The robots, created by an interdisciplinary team led by Dr. Lola Cañamero at the University of Hertfordshire, and in collaboration with a consortium of universities and robotic companies across Europe, differ from others in the way that they form attachments, interact and express emotion through bodily expression.
They have been developed so that they learn to interact with and respond to humans in a similar way as children learn to do it, and use the same types of expressive and behavioral cues that babies use to learn to interact socially and emotionally with others.
Robots modeled on chimp and human infantsThe robots have been created through modeling the early attachment process that human and chimpanzee infants undergo with their caregivers when they develop a preference for a primary caregiver.
They are programmed to learn to adapt to the actions and mood of their human caregivers, and to become particularly attached to an individual who interacts with the robot in a way that is particularly suited to its personality profile and learning needs. The more they interact, and are given the appropriate feedback and level of engagement from the human caregiver, the stronger the bond developed and the amount learned.
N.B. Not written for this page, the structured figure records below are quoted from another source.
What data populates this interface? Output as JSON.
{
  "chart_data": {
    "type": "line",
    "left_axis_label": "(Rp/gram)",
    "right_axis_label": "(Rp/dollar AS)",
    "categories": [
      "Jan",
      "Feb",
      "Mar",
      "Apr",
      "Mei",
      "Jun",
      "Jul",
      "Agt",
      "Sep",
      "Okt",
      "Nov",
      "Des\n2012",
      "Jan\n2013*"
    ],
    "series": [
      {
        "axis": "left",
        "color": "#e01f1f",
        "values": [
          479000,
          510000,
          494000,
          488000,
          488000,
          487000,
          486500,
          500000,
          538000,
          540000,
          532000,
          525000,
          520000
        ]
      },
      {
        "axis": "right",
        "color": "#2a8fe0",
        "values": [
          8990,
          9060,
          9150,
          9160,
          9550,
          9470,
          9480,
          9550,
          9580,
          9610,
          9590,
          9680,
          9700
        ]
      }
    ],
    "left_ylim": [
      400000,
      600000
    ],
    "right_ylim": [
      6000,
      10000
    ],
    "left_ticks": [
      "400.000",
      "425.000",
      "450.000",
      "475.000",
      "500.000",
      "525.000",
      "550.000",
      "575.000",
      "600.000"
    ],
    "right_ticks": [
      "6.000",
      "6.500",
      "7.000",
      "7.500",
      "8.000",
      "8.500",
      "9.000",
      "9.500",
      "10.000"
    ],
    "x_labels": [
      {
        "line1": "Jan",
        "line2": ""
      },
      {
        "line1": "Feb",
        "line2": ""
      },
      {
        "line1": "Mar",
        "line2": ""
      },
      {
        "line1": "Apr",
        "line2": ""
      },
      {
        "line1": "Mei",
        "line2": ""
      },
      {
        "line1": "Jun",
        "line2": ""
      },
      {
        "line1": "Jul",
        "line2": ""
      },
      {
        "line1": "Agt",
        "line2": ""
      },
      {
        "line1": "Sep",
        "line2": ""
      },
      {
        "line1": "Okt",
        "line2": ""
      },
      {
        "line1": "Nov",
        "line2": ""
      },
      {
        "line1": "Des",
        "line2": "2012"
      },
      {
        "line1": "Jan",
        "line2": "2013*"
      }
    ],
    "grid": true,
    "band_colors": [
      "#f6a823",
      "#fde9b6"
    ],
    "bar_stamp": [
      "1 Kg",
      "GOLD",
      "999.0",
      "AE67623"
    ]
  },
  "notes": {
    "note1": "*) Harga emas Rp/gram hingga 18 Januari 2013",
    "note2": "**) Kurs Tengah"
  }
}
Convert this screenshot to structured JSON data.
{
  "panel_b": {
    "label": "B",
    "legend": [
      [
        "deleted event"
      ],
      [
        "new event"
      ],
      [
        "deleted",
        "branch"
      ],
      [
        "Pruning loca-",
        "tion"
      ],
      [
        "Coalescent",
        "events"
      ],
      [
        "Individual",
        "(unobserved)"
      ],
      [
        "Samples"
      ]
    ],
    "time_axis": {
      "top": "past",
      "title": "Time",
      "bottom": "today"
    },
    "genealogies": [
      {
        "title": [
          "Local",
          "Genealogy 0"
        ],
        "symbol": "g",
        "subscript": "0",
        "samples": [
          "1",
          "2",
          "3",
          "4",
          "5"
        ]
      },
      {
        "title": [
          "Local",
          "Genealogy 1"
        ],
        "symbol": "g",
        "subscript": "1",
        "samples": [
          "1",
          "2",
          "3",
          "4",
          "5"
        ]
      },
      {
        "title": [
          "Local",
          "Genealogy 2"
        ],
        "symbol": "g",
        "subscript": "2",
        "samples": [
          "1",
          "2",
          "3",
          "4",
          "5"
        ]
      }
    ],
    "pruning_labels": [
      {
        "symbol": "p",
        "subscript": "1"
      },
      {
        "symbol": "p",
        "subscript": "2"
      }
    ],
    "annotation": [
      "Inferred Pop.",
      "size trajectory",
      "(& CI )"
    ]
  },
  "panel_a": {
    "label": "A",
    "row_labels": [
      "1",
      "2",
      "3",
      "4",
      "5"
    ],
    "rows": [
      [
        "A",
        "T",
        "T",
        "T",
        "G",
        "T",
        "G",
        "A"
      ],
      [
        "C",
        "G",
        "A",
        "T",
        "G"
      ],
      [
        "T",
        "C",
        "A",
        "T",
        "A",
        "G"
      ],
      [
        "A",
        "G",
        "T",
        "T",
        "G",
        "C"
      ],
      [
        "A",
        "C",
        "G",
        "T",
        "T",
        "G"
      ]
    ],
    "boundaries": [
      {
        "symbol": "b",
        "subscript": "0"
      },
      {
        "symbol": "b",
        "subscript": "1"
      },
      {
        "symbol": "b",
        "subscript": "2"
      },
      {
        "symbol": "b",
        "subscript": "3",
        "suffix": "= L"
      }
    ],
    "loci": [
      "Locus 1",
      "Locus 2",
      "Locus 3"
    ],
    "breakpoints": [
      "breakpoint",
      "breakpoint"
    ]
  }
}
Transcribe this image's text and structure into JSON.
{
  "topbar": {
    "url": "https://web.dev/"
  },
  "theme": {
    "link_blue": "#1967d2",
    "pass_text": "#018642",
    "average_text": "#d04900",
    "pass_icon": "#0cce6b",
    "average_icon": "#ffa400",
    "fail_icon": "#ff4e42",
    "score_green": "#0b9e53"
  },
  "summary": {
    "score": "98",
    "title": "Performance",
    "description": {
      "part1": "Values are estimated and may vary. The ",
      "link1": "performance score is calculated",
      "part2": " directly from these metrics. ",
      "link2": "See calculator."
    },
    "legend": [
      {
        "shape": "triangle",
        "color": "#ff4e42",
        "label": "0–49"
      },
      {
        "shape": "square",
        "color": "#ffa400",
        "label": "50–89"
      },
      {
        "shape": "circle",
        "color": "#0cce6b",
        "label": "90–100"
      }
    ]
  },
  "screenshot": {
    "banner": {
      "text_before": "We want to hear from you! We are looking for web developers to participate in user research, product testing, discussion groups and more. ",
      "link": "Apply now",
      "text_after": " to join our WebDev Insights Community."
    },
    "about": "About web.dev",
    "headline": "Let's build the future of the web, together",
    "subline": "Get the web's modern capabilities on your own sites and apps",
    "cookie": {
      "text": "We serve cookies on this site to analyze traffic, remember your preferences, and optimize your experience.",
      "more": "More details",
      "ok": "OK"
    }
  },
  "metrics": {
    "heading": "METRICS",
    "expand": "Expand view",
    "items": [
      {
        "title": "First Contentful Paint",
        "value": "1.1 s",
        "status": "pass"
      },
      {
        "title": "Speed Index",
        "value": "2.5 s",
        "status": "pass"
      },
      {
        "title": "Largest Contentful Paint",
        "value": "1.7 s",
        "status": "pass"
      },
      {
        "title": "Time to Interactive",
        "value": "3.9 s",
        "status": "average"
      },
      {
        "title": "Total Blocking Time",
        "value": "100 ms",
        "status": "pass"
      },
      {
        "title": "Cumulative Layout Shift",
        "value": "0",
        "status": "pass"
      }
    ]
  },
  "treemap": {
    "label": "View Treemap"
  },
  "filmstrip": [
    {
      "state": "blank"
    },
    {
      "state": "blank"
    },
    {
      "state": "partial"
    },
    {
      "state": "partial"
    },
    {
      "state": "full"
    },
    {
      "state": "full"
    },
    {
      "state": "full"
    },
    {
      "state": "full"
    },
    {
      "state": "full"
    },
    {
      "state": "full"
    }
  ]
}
Robots express themselvesThe robots are capable of expressing anger, fear, sadness, happiness, excitement and pride and will demonstrate very visible distress if the caregiver fails to provide them comfort when confronted by a stressful situation that they cannot cope with or to interact with them when they need it.
"This behavior is modeled on what a young child does," said Dr Cañamero. “This is also very similar to the way chimpanzees and other non-human primates develop affective bonds with their caregivers.”
The robots’ creators say that this is the first time that early attachment models of human and non-human primates have been used to program robots that develop emotions in interaction with humans.
“We are working on non-verbal cues and the emotions are revealed through physical postures, gestures and movements of the body rather than facial or verbal expression,” Dr Cañamero added.
The FEELIX GROWING researchers are now extending the prototype further and adapting it as part of the EU project ALIZ-E, which will develop robots that learn to be carer/companion for diabetic children in hospital settings. The future robot companions will combine non-linguistic and linguistic communication to interact with the children and become increasingly adapted to their individual profiles in order to support both, therapeutic aspects of their treatment and their social and emotional well-being.